France - 1916 - 2016. Il y a 100 ans, à Grenelle….

En 1914, au début de la première guerre mondiale, les locaux du noviciat des Petites Sœurs de l’Assomption, 57 rue Violet, deviennent l’hôpital auxiliaire n°66 de la société de secours aux blessés militaires de la Croix Rouge française. Comme les sœurs ont tenu un journal détaillé relatant leurs impressions, nous en avons extrait des passages concernant la période de la bataille de Verdun en 1916.

MAI
 
Depuis huit jours, arrivée de 12 blessés de Verdun ; plusieurs viennent des provinces envahies ; d’autres sont très jeunes : l’un d’eux parle de Verdun avec une sorte d’horreur farouche : « Non, on ne peut pas y penser, on ne pourra jamais dire ce qu’on a vu là-bas ! »
 
5 mai - Encore huit blessés de Verdun, 20 en tout.
 
 
8 mai - Après le souper, causé avec l’amputé T. qui, à 23 ans, a la figure d’un enfant.

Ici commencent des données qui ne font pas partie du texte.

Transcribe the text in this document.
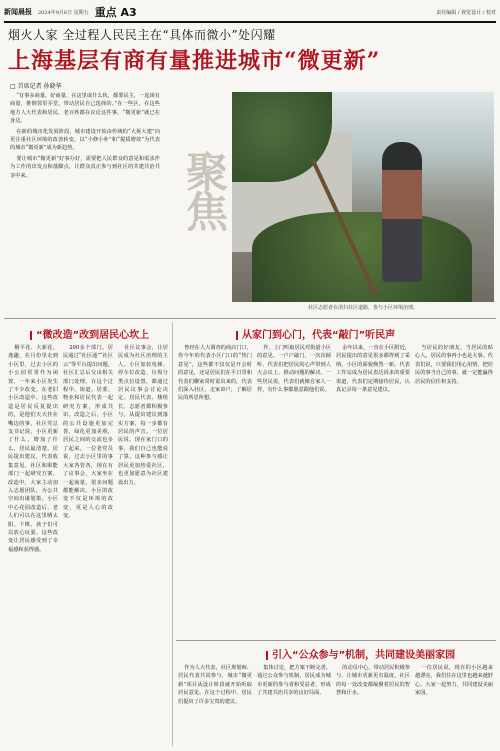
新闻晨报 2024年9月6日 星期五 重点 A3	责任编辑 / 视觉设计 / 校对
烟火人家 全过程人民民主在“具体而微小”处闪耀
上海基层有商有量推进城市“微更新”
□ 首席记者 孙晓华

“有事多商量、好商量、在这里成什么伙，都要民主，一起谈有商量，推倒邻里弄堂，带动居民自己选择的。”在一些区，在这些地方人大代表和居民，老百姓都在议论这件事，“微更新”就已在身边。

在新的城市化发展阶段，城市建设开始由传统的“大拆大建”向更注重社区环境的改善转变，以“小修小补”和“提质增效”为代表的城市“微更新”成为新趋势。

要让城市“微更新”好事办好，需要把人民群众的意见和需求作为工作的出发点和落脚点，让群众真正参与到社区的共建共治共享中来。	聚焦
社区志愿者在清扫社区道路，参与小区环境治理。
“微改造”改到居民心坎上

桐平花、大新花、逸趣，在月份里走到小区里，过去小区的小公园常常作为闲置，一年来小区发生了不少改变。在老旧小区改造中，这些改造是居民反复提出的，是他们天天挂在嘴边的事。社区党总支书记说，小区更新了什么，增加了什么，居民最清楚。居民提出建议，代表收集意见，社区和职能部门一起研究方案。改造中，大家主动加入志愿团队，为公共空间出谋划策。小区中心花园改造后，老人们可以在这里晒太阳、下棋，孩子们可以放心玩耍。这些改变让居民感受到了幸福感和获得感。

200多个部门。居民通过“社区通”“社区云”等平台提出问题，社区汇总后交由相关部门处理。在这个过程中，街道、居委、物业和居民代表一起研究方案，形成共识。改造之后，小区的公共设施更加完善，绿化更加美观，居民之间的交流也多了起来。一位老党员说，过去小区里的事大家各管各，现在有了议事会，大家坐在一起商量，很多问题都能解决。小区的改变不仅是环境的改变，更是人心的改变。

社区议事会，让居民成为社区治理的主人。小区加装电梯、停车位改造、垃圾分类点位设置，都通过居民议事会讨论决定。居民代表、楼组长、志愿者都积极参与，从提出建议到落实方案，每一步都有居民的声音。一位居民说，现在家门口的事，我们自己也能说了算。这种参与感让居民更加热爱社区，也更加愿意为社区建设出力。

从家门到心门，代表“敲门”听民声

曾经在人大调查的商店门口，你今年的代表小区门口的“热门意见”，这些都不仅仅是开会时的意见，还是居民们在平日里和代表们聊家常时说出来的。代表们深入社区，走家串户，了解居民的所思所想。

作，上门听取居民对街道小区的意见。一户户敲门，一次次倾听，代表们把居民的心声带到人大会议上，推动问题的解决。一些居民说，代表们就像自家人一样，有什么事都愿意跟他们说。

余年以来，一直在小区附近，居民提出的意见很多都得到了采纳，小区的面貌焕然一新。代表工作站成为居民表达诉求的重要渠道，代表们定期接待居民，认真记录每一条意见建议。

当居民的好朋友，当居民的贴心人。居民的事再小也是大事。代表们说，只要我们用心用情，把居民的事当自己的事，就一定能赢得居民的信任和支持。

引入“公众参与”机制，共同建设美丽家园

作为人大代表，社区规划师、居民代表共同参与，城市“微更新”项目从设计阶段就开始听取居民意见。在这个过程中，居民们提出了许多宝贵的建议。

集体讨论，把方案不断完善。通过公众参与机制，居民成为城市更新的参与者和受益者，形成了共建共治共享的良好局面。

的动员中心，带动居民积极参与，让城市更新更有温度。社区的每一处改变都凝聚着居民的智慧和汗水。

一位居民说，现在的小区越来越漂亮，我们住在这里也越来越舒心。大家一起努力，共同建设美丽家园。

Il montre une lettre du médecin militaire qui l’a pansé ; lettre pleine d’estime pour ce petit à qui il raconte comment un obus a tué le capitaine B. et un prêtre soldat du régiment : le blessé en était tout triste. Le capitaine, notaire à Cambrai avant la guerre, semble avoir été un vrai chef, le soldat prêtre rendait mille services, « un bon garçon » dit mon blessé. Il a ensuite montré sa médaille militaire. Quant à sa jambe perdue : « j’en ai tant vu, Madame, que je me trouve encore heureux. J’ai mes mains pour travailler et mes yeux pour revoir mes parents. »
 
 
12 mai - En quittant l’hôpital à 7 heures, trouvé M., notre amputé et B. le Vendéen ; ils venaient du dépôt de Vanves, partaient le lendemain ; leur réforme sera chose faite. Leur émotion était touchante, leur reconnaissance pour les Sœurs, leur souvenir de l’hôpital s’exprimaient avec une effusion qui m’a fait venir les larmes aux yeux. Braves gens tous les deux ; ils passaient en revue les soins des Sœurs, les visites : « Le blessé, disait M., a besoin qu’on cause avec lui. S’il est bien soigné mais laissé seul, il est triste car il pense aux siens ; les visites le distraient. Il guérit plus vite quand il est moins triste. »
 
 
14 mai - Tournée des isolés. Certains, parmi nos derniers blessés, des provinces envahies, n’ont jamais personne ; aussi, sont-ils heureux de nous voir.
 
 
19 mai - Tournée dans les salles où le soleil arrivait à flots : dans le jardin, les oiseaux chantaient. « On est ici au paradis », dit un échappé de Verdun. Il raconte les terribles scènes de là-bas, gravement, simplement, sans plaintes et sans emphase.